Multi-Modal Physiological Data Fusion for Affect Estimation Using Deep Learning

Automated momentary estimation of positive and negative affects (PA and NA), the basic sense of feeling, can play an essential role in detecting the early signs of mood disorders. Physiological wearable sensors and machine learning have a potential to make such automated and continuous measurements. However, the physiological signals' features that are associated with the subject-reported PA or NA may not be known. In this work, we use data-driven feature extraction based on deep learning to investigate the application of raw physiological signals for estimating PA and NA. Specifically, we propose two multi-modal data fusion methods with deep Convolutional Neural Networks. We use the proposed architecture to estimate PA and NA and also classify baseline, stress, and amusement emotions.

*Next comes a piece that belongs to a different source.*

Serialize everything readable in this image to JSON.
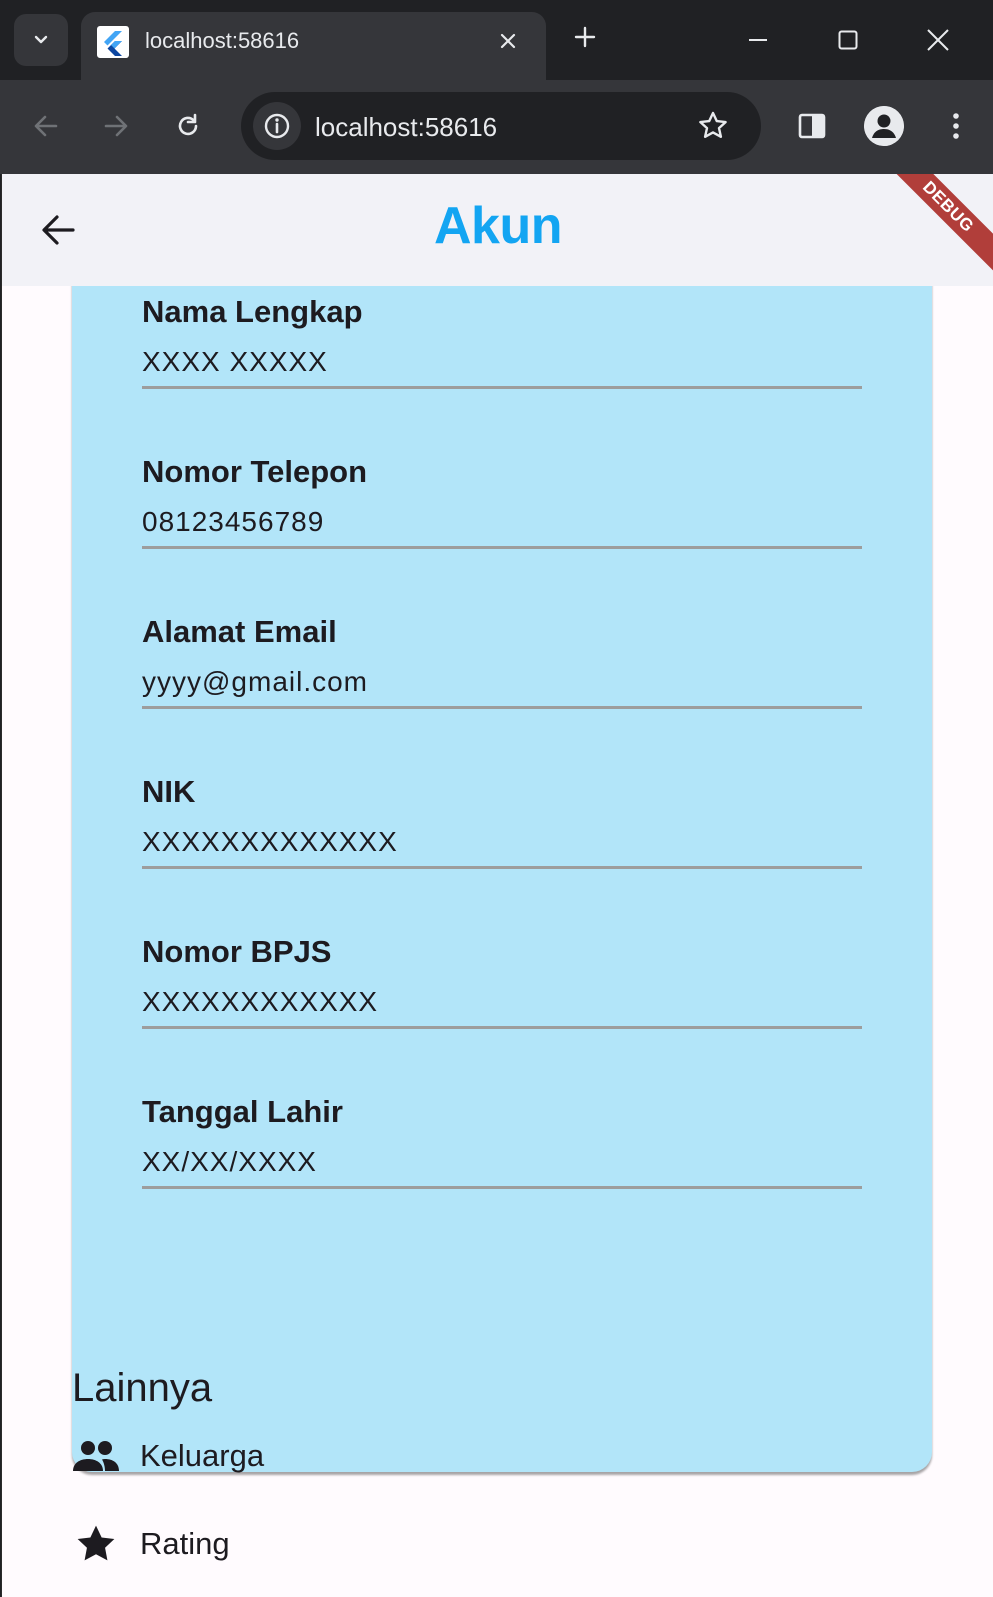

The training and evaluation of the methods are performed using four physiological and one chest motion signal modalities collected using a chest sensing unit from 15 subjects. Overall, our proposed model performed better than traditional machine learning on hand-crafted features. Utilizing only two modalities, our proposed model estimated PA with a correlation of 0.69 (P<; 0.05) vs. 0.59 (P<; 0.05) with traditional machine learning. These correlations were 0.79 (P<; 0.05) vs. 0.73 (P<; 0.05) for NA estimation. The best emotion classification was achieved by the traditional method with 79% F1-score and 80% accuracy when all the four physiological modalities are used. This is while with only two modalities, the deep learning achieved 78% F1-score and 79% accuracy.